A lot of hay’s been made about Nickelodeon All-Star Brawl’s supposed failings. There’s no voice acting, the graphics are rough, the roster is disappointing, it feels like an early access game, etc. But I’m here to say none of that matters. Well, okay, it may matter to you, which is totally valid, but in the grand scheme of things, this neat little fighting game already has everything it needs to be successful.

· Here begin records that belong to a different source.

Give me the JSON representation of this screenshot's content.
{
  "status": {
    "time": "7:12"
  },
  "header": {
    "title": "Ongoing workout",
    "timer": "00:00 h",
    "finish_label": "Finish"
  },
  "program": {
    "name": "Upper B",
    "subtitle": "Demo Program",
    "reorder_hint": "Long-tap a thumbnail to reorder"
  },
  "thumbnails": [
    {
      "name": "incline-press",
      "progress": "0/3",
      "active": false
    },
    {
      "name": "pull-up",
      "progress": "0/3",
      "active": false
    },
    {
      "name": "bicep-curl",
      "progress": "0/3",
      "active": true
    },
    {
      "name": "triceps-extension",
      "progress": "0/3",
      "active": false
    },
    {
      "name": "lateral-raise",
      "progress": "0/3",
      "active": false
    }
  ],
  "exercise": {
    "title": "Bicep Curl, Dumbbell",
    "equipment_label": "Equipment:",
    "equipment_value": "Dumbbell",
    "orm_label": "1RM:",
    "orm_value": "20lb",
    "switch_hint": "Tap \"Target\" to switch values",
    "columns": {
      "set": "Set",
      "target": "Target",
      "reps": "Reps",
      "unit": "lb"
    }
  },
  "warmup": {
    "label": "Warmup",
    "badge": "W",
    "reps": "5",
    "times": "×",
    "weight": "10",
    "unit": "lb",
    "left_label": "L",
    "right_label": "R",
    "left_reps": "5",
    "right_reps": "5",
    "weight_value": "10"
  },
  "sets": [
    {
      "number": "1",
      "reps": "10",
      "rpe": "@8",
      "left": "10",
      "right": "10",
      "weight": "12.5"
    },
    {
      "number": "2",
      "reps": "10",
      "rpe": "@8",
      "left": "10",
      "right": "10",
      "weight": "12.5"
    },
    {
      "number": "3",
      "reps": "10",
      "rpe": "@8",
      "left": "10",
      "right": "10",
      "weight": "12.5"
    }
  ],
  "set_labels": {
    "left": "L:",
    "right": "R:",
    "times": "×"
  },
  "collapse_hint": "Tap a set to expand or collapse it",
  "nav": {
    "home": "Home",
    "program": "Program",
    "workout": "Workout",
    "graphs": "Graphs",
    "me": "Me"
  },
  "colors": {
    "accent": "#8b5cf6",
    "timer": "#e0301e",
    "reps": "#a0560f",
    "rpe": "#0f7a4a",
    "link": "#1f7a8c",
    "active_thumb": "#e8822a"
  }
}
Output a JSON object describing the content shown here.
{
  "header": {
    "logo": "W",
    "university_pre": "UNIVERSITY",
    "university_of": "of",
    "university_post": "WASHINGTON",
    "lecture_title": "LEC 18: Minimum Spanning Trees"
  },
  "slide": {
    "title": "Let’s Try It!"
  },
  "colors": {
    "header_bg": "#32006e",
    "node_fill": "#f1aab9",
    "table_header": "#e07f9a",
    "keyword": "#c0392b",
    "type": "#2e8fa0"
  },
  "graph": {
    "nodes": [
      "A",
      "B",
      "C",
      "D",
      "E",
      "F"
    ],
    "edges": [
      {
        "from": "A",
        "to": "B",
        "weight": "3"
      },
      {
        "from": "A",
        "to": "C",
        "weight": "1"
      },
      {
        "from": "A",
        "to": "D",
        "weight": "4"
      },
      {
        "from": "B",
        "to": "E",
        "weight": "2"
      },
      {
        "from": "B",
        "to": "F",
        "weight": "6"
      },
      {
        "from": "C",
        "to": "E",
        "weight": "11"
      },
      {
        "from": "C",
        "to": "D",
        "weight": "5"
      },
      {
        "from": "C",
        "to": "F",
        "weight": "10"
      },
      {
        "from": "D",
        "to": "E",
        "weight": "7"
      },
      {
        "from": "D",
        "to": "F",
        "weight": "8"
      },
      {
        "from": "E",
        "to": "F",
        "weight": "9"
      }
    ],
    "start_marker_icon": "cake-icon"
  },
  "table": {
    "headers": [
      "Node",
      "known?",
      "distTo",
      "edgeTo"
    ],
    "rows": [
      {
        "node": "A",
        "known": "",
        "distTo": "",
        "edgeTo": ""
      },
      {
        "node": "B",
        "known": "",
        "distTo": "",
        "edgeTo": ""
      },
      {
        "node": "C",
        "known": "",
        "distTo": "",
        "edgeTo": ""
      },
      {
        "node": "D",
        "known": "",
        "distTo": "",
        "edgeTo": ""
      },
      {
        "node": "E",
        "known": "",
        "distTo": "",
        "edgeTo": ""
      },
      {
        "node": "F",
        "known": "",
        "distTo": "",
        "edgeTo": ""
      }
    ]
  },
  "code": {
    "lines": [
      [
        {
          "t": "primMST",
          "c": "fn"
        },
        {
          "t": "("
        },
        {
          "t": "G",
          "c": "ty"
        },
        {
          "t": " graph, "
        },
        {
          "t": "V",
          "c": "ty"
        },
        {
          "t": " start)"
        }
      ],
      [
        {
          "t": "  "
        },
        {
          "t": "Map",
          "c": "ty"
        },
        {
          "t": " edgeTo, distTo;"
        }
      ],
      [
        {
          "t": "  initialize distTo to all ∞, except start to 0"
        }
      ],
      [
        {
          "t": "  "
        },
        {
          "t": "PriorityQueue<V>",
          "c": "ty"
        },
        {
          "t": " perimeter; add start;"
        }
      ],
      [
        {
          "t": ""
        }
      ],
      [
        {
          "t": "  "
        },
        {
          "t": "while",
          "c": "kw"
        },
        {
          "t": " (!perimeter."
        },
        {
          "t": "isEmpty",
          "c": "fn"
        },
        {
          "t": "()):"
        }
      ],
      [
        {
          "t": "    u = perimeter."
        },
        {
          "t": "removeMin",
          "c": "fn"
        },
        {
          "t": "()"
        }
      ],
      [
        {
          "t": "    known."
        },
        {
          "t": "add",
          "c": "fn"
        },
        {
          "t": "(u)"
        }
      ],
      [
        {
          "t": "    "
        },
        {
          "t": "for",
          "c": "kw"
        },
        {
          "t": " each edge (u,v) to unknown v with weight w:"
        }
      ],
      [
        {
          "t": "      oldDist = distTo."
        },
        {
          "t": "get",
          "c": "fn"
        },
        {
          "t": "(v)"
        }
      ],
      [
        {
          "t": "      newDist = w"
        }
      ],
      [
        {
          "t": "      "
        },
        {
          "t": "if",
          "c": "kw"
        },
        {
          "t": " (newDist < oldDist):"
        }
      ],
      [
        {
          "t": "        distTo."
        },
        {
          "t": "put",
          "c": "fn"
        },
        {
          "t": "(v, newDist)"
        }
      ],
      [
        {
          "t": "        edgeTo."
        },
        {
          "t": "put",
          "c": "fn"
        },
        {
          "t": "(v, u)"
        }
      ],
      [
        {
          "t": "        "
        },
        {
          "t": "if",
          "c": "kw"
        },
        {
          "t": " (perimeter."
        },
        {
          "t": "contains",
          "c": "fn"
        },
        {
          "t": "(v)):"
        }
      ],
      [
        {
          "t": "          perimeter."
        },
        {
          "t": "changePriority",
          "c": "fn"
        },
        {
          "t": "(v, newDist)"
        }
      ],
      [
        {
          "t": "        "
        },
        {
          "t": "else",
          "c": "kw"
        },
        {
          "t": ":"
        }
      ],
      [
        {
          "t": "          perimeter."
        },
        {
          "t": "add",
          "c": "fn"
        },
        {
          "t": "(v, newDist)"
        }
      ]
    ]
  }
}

Nickelodeon All-Star Brawl, released for just about every platform under the sun earlier this week, is the latest piece of licensed flotsam from the accurately named publisher GameMill Entertainment. The difference between this Smash-like and, say, an abomination like Nickelodeon Kart Racers lies entirely with the chosen developers, a small Swedish studio with a proven track record in the “platform fighting” genre.
Ludosity first made a name for itself in competitive fighting games with Slap City, a silly-looking Super Smash Bros. clone with a lot of hidden depth in its mechanics. In fact, it was Slap City that got Ludosity the job working on Nickelodeon All-Star Brawl, an indication of how seriously both Nickelodeon and GameMill were willing to take a project that could just as easily have been yet another licensed turd.
“Nickelodeon is absolutely on board with having the game be competitively viable,” Ludosity CEO Joel Nyström told Kotaku shortly after Nickelodeon All-Star Brawl’s reveal. “That’s been in the conversation from the start. That’s why they came to us.”